3.2 Unção dos enfermos e o Corpo Escatológico: mudança de um modo de ser

3.2.2 Dilemas morais e o morrer em Brumal

A fim de ampliar as representações sobre a morte e o morrer para os católicos de Brumal, incluímos no roteiro de entrevista dois dilemas morais, que consideram, de um lado, morte, saúde e valores da cosmologia católica e, de outro lado, mudanças históricas ocorridas, por exemplo, o avanço da dinâmica científica. O primeiro dilema moral diz respeito ao aborto de bebês anencéfalos e o segundo, à eutanásia.

Sobre o aborto, cabe destacar os seguintes argumentos:

Conformista mulher: Aí só porque tá nova, fez o que não deve, vai e tira o menino, então assim, hoje em dia com o tanto de informação que tem, tanto de precauções existe, então eu não acho certo abortar não e outra também se a pessoa engravidou era pra engravidar eu penso assim. Então porque ela vai tirar? Num é certo isso, pra mim, e eu penso assim.

Conformista homem: Mesmo nessa situação eu sou contra ainda, porque a criança é uma alma pura, então ela não é culpada, ela merece nascer, viver, todo mundo tem esse direito. Falar que você é totalmente contra ou totalmente a favor é complicado. Observante mulher: Eu penso assim, tudo bem, vai morrer, eles foram muito na questão do risco para a mãe e que é inevitável a criança morrer, mas a gente vê que de vez em quando alguns casos tidos como inevitáveis aconteceram. E outra criança é sempre alegria, sempre une a família, independente se ela tem uma doença ou não. Aí você pega uma criança anencefela, a família vai se reunir e unir em torno dela. E também tem o sofrimento que edifica, por mais que seja difícil, mas de repente a criança vai dar uma alegria muito grande pra família.

Devoto: Voltando no que a bíblia diz: “eu vim para que todos tenham vida”, a igreja não aprova o aborto. Mas por outro lado, a gente tem que entender que será uma criança que vai vir sofredora, vai vir para vegetar, ela já vai nascer sem vida, vai levar risco para a mãe, então vale o aborto, mas isso sou eu quem acha [aparente confusão].
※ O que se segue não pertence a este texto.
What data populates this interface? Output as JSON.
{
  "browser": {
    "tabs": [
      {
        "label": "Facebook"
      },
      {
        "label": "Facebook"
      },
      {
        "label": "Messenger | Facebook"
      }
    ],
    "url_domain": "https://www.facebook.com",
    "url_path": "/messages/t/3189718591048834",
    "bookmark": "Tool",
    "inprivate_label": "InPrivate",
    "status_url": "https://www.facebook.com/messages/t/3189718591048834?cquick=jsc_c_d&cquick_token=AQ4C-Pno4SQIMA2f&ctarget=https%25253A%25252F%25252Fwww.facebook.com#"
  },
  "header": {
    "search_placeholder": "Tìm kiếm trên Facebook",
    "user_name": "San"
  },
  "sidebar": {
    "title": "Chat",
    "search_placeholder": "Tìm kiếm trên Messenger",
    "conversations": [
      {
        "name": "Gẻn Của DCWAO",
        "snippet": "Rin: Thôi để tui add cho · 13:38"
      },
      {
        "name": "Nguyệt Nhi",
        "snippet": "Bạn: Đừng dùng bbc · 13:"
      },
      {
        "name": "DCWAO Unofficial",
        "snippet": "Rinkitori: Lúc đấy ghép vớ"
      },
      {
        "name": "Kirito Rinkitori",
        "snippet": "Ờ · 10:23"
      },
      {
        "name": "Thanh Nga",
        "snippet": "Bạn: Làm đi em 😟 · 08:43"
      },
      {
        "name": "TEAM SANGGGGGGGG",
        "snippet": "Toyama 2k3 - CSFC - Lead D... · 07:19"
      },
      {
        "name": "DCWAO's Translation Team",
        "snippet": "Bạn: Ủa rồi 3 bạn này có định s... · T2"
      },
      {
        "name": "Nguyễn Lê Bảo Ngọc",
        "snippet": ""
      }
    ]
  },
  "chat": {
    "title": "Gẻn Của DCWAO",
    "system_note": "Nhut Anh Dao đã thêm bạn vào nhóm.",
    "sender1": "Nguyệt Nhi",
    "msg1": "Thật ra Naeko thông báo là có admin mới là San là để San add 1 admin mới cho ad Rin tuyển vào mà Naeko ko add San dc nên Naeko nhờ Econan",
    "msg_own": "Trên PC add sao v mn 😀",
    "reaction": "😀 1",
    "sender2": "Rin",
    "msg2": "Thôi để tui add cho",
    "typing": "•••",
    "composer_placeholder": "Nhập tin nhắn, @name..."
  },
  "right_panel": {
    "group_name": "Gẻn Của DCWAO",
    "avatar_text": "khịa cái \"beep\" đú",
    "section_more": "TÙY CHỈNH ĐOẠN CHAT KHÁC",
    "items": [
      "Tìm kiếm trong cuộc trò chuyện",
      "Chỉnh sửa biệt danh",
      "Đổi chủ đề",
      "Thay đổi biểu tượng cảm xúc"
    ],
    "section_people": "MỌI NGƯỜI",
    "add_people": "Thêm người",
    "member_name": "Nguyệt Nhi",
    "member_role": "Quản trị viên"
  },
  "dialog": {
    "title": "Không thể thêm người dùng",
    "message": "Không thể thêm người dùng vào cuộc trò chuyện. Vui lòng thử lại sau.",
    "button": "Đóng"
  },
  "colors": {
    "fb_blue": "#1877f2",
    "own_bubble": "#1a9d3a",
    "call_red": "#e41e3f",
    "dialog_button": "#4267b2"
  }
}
Devota: Eu sou contra, se Deus quis que o filho nascesse assim, é que essa condição era pra você passar, tudo tem um propósito e você vai entender isso com o tempo. Você, por exemplo, tudo que passou. Então eu acho que fazer isso, é ir contra a vontade de Deus. As pessoas, hoje acreditam muito na ciência, mas pra Deus nada é impossível e a ciência também é cheia de falhas. Enfim, eu não sou a favor do aborto em nenhuma situação, por que isso rompe com o que Deus quer, que é ser vida, dar a vida.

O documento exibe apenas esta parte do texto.